Sixteen-year-old Jules Maroni’s dream is to follow in her father’s footsteps as a high-wire walker. When her family is offered a prestigious role in the new Cirque American, it seems that Jules and the Amazing Maronis will finally get the spotlight they deserve. But the presence of the Flying Garcias may derail her plans. For decades, the two rival families have avoided each other as sworn enemies.
Jules ignores the drama and focuses on the wire, skyrocketing to fame as the girl in a red tutu who dances across the wire at death-defying heights. But when she discovers a peacock feather—an infamous object of bad luck—planted on her costume, Jules nearly loses her footing. She has no choice but to seek help from the unlikeliest of people: Remy Garcia, son of the Garcia clan matriarch and the best trapeze artist in the Cirque.

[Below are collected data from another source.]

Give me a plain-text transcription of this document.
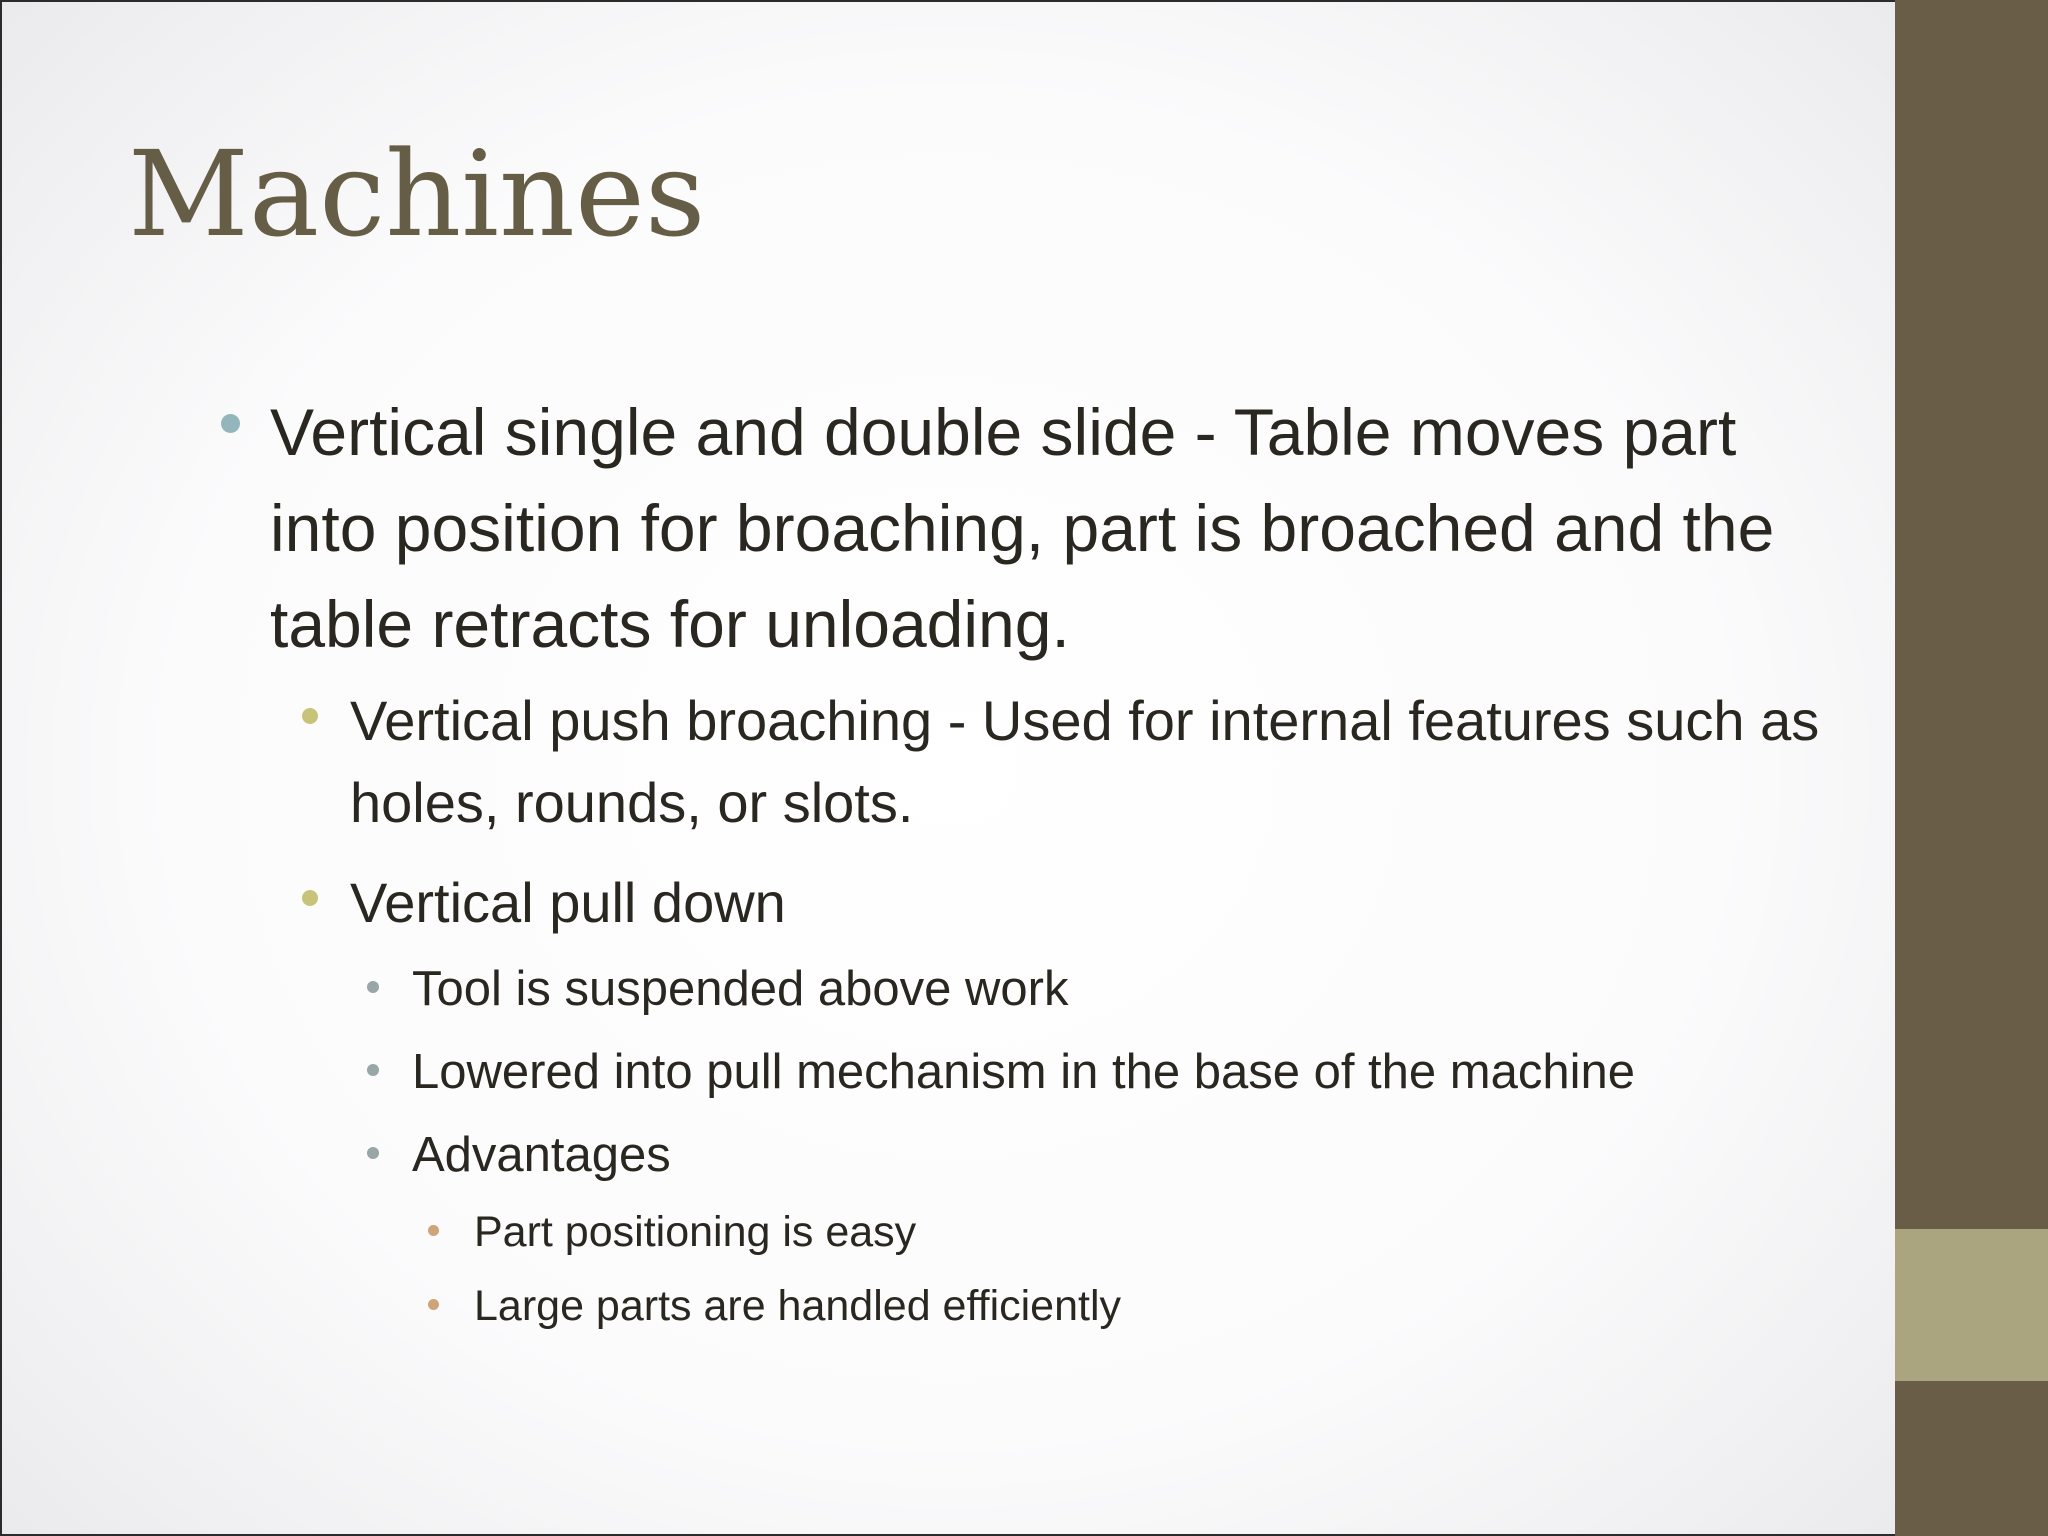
Machines
Vertical single and double slide - Table moves part into position for broaching, part is broached and the table retracts for unloading.
Vertical push broaching - Used for internal features such as holes, rounds, or slots.
Vertical pull down
Tool is suspended above work
Lowered into pull mechanism in the base of the machine
Advantages
Part positioning is easy
Large parts are handled efficiently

As more mysterious talismans believed to possess unlucky magic appear, Jules and Remy unite to find the culprit. And if they don’t figure out what’s going on soon, Jules may be the first Maroni to do the unthinkable: fall.
Huge thank you to Skyscape and Netgalley for this ARC!
First, let me just say that this might have to be one of my favourite covers I’ve seen in a long time. It really captures the novel quite well!
I liked Girl on a Wire. I expected to love it because I am sucker for stories that take place in a circus or have the circus as some sort of centralized theme, and this novel was successful on that front. I thought the characters were quite wonderful, and the circus described in the novel is really colourful, with just enough mystery.
That being said, the prose in this novel didn’t always keep me engaged. I think what I struggled with was that a lot of the description was too drawn out and dull. I found myself skimming in parts simply because I found I wanted to simply get on with the story, but some of the longer winded passages I could have done without. Sometimes Bond’s prose was stunning, and sometimes it felt a touch awkward in places. For me, the writing was what I found myself fighting with the most because when I loved it — I really loved it, and when I disliked it — I skimmed.
Admittedly, I loved that this book didn’t fall into a lot of currently popular YA tropes. I loved how realistic the characters felt and there struggles were things that I felt that as a reader I could sympathize with. I cared about what was happening, but my goodness I did not like that ending. I do not like the type of ending where everything has to be explained even though it was kind of obvious? So frustrating!
In the end, I liked Girl on a Wire, but it definitely did some things that I didn’t enjoy. I wanted to love this book more than I did, but I don’t feel like my time was wasted. There is really wonderful characters here, and if anything, that is why you should pick this book up.